Far more pernicious, of course, are our own personal delusions. Sometimes people are literally bullshitters. Sometimes it's not others, it's us. For example, we might be selling a story that we're working harder than anyone else, we're going for the gold medal, but then we end up with the bronze. Take Cameron van der Burgh, I interviewed him a few weeks earlier. At the time he was a world champion breastroker. Now, alas, no longer. What's happened since then? He has been on TV and in magazines, and perhaps he will have to carefully examine whether he wants to continue on the Ryk Route (win a medal, swing it in everyone's face and schmooze with schlebs)or try to go back to being an authentic champion. In other words, grow back some balls.
I like Phelp's humility. He hates coming second, and is not scared to show it. He also doesn't find excuses. You either work hard enough, or you don't. The same applies across the board. Luck is a factor, but if you haven't got yourself ready for a certain level of performance, no matter how lucky or unlucky you get, it's not going to matter.

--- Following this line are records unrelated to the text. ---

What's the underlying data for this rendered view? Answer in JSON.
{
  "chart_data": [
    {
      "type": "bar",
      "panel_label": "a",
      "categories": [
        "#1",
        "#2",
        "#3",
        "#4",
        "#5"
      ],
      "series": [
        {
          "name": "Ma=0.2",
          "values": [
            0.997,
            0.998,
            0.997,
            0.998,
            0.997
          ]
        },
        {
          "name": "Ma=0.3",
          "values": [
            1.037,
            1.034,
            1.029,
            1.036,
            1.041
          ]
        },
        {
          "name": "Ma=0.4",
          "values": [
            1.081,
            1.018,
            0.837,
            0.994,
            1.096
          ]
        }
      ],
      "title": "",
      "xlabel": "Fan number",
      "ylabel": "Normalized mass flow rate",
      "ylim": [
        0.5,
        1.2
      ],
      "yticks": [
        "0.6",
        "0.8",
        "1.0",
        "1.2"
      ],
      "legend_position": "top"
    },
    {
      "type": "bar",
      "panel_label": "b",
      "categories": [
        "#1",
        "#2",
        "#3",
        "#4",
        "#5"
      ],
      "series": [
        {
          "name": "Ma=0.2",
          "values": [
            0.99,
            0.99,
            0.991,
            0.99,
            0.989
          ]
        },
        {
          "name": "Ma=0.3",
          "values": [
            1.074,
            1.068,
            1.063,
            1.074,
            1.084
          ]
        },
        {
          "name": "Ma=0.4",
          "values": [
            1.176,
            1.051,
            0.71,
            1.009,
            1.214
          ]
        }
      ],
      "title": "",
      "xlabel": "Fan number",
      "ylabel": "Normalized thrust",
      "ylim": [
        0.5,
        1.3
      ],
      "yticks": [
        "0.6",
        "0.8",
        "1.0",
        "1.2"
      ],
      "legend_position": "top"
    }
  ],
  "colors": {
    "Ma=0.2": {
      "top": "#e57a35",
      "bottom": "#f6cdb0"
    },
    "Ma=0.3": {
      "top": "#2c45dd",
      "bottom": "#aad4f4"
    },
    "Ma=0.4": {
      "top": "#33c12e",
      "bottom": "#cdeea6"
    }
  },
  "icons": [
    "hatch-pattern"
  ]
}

Now most of us are not Olympic swimmers, but it is useful to apply this psychology to our own lives. Sometimes, especially when you want something badly enough, you have to be cruel to be kind. Sometimes that means recognising an addiction, or a bad habit, or some other weakness. Recognise it, then do something about it. In nature, if you fail to respond to or adapt to a particular change, you die. In the world, you may not die, but you will fail. To stop procrastinating (bullshitting) requires high levels of no nonsense assertiveness. Get honest. On the other end of the spectrum, is perfectionism. Perfectionism attempts to do EVERYTHING right. Perfectionism is a necessary evil for success, but left unchecked it is also a sure path to making ourselves and others miserable.
In short, we need the balls to recognise and call ourselves on our own bullshit, but we also have to discern what level of perfection works...for ourselves, and others. That recipe is not an easy one to discover, in ourselves, and even harder, to maintain. The problem with perfectionism is that it needs to be balanced. Too little, and you're going nowhere. Too much and you're holding the controls far too tightly, and you're either going to stall or burn out the engines (crashing in either case). What then is the ingredient that keeps us sensible? Humility. I'm afraid it doesn't mix well with either success or vanity. Hard work, in service to a meaningful goal (beyond merely our own edification) keeps us humble. And humility keeps us happy.